Latin American journalists propose more critical and in-depth coverage of green hydrogen energy during recent event

With the arrival of green hydrogen in Latin America, some media outlets have depicted the energy source as “the fuel of the future” or “the energy against climate change.”

However, journalists from Climate Tracker, an organization that supports, trains and promotes better climate journalism globally, warn that more critical coverage is necessary and that it needs to go beyond economics, politics and simplistic stories about the production of this energy source.

To promote more in-depth reporting on the social and environmental impacts of green hydrogen in Latin America and the Caribbean, Climate Tracker on Oct. 19 held a community hangout with 12 journalists from the region who have covered stories related to the impact of green hydrogen production in their countries.

Along with the event, “Green Hydrogen Challenges,” Climate Tracker also presented a guide to help report on green hydrogen.


Latin American media report on a nascent energy source


Because green hydrogen, also called renewable hydrogen, is extracted via water electrolysis, which is powered entirely by renewable electricity, it does not generate any type of polluting emissions into the atmosphere.

This fuel has become popular for its potential role in the decarbonization of the planet and reducing greenhouse gasses. And Latin America is a strategic region for its production due to its extensive development of renewable energies, as explained in the Climate Tracker guide.

“It doesn't seem to me that, at the moment, we can talk about a ‘green hydrogen industry’ in Latin America, because there is no such development," Víctor L. Bacchetta, a journalist specializing in environmental issues, told LatAm Journalism Review (LJR). “What we have are projects, most of them in the definition and evaluation stage.”

There is a lot of speculation about the topic in the region's media, explained Paula Díaz Levi, journalist of Climate Tracker, during the community hangout.

She said that the reporting on green energy done by the 12 journalists for Climate Tracker revealed certain issues to take into consideration. For example, although green hydrogen does not generate polluting emissions into the atmosphere, it is necessary to evaluate other types of environmental impact these projects may have, such as the amount of water they require for their operation, or how biodiversity and the communities that inhabit the project areas may be impacted.

During the community hangout, journalist Alicia Martins Morais mentioned her reporting from the Brazilian Amazon, in the northern state of Amapá, in which she found a green hydrogen project emerged in an area where there is no energy for the population, yet the project will supply energy to the European market.

She explained that, in general, in Brazil, journalistic coverage positions green hydrogen as if it were a “magic solution or the new green solution for the world's energy.” Which, according to her, is “a positive but superficial vision.”

Still, she said, she increasingly is seeing critical coverage that contemplates the negative impacts of the green hydrogen industry.
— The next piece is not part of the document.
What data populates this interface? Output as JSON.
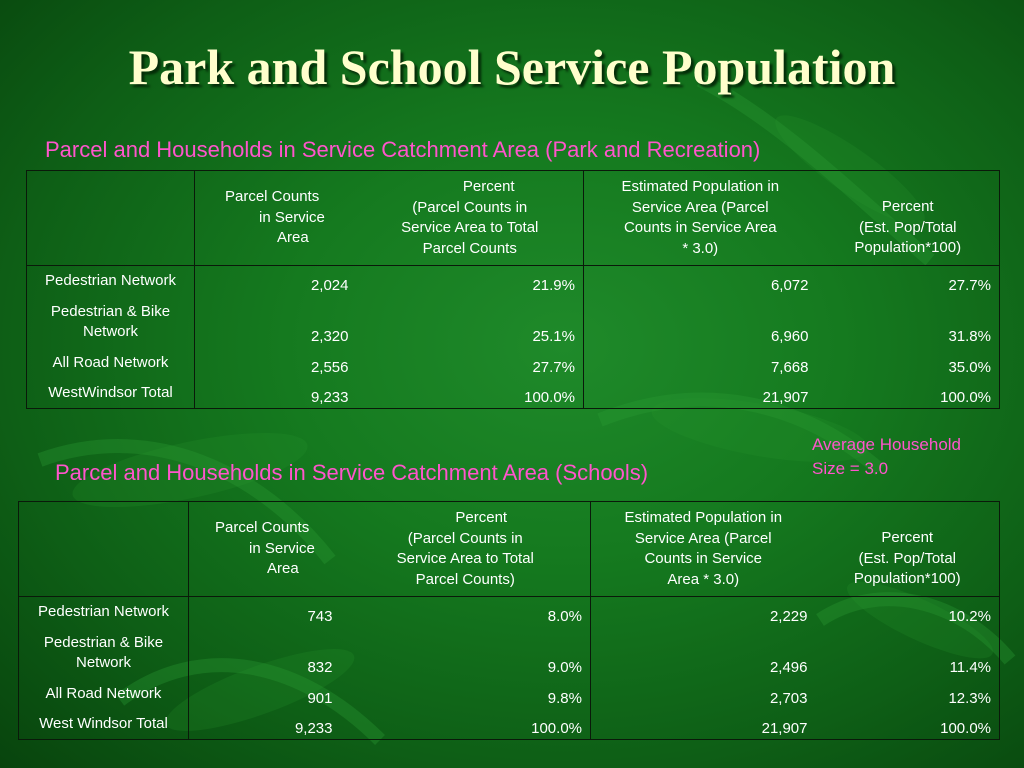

Argentine journalist Fernando Heredia explained during the community hangout that in his country, “there is practically no environmental coverage in the media.”

Regarding the coverage of green hydrogen, he said that in the media “it began to be discussed as a strange topic and as a great opportunity to save the country's economy.”

However, Heredia said, "there are many people who warn the opposite," that green hydrogen will not be the "salvation,” and that more attention must be paid to the voices of these specialists and the communities that live where the green hydrogen projects are being set up.

The Argentine journalist also said the media make comparisons with neighboring countries when reporting on this potential new energy source.

“It is very common to say: ‘Argentina cannot fall behind its neighbors.’ But there are many areas for working together, to think about a regional synergy that can be beneficial for everyone,” he said.

That is why he has reported on the collaborative potential between Argentina and Chile to develop green hydrogen projects jointly.

Mexican journalist Blanca Velázquez explained during the community hangout that the challenge when investigating green hydrogen in her country is to access relevant government authorities and experts who specialize in green hydrogen, in addition to focusing on “energy transition” (that is, the set of changes that are carried out in the production and consumption model to avoid greenhouse gas emissions).

Martins Morais said that access to public information was a challenge during her investigation, in addition to the fact that there is little research from academia. “It’s not studied much and very little is understood on the subject. As journalists, we can encourage this public debate,” she said.

Bacchetta agreed with the Climate Tracker journalists that, in Latin America, “major media coverage of green hydrogen has been complacent, with no further analysis, reproducing the official messages of governments and companies interested in promoting these projects.”

In short, “there is no serious analysis of the energy crisis and the trumpeted energy transition” he added.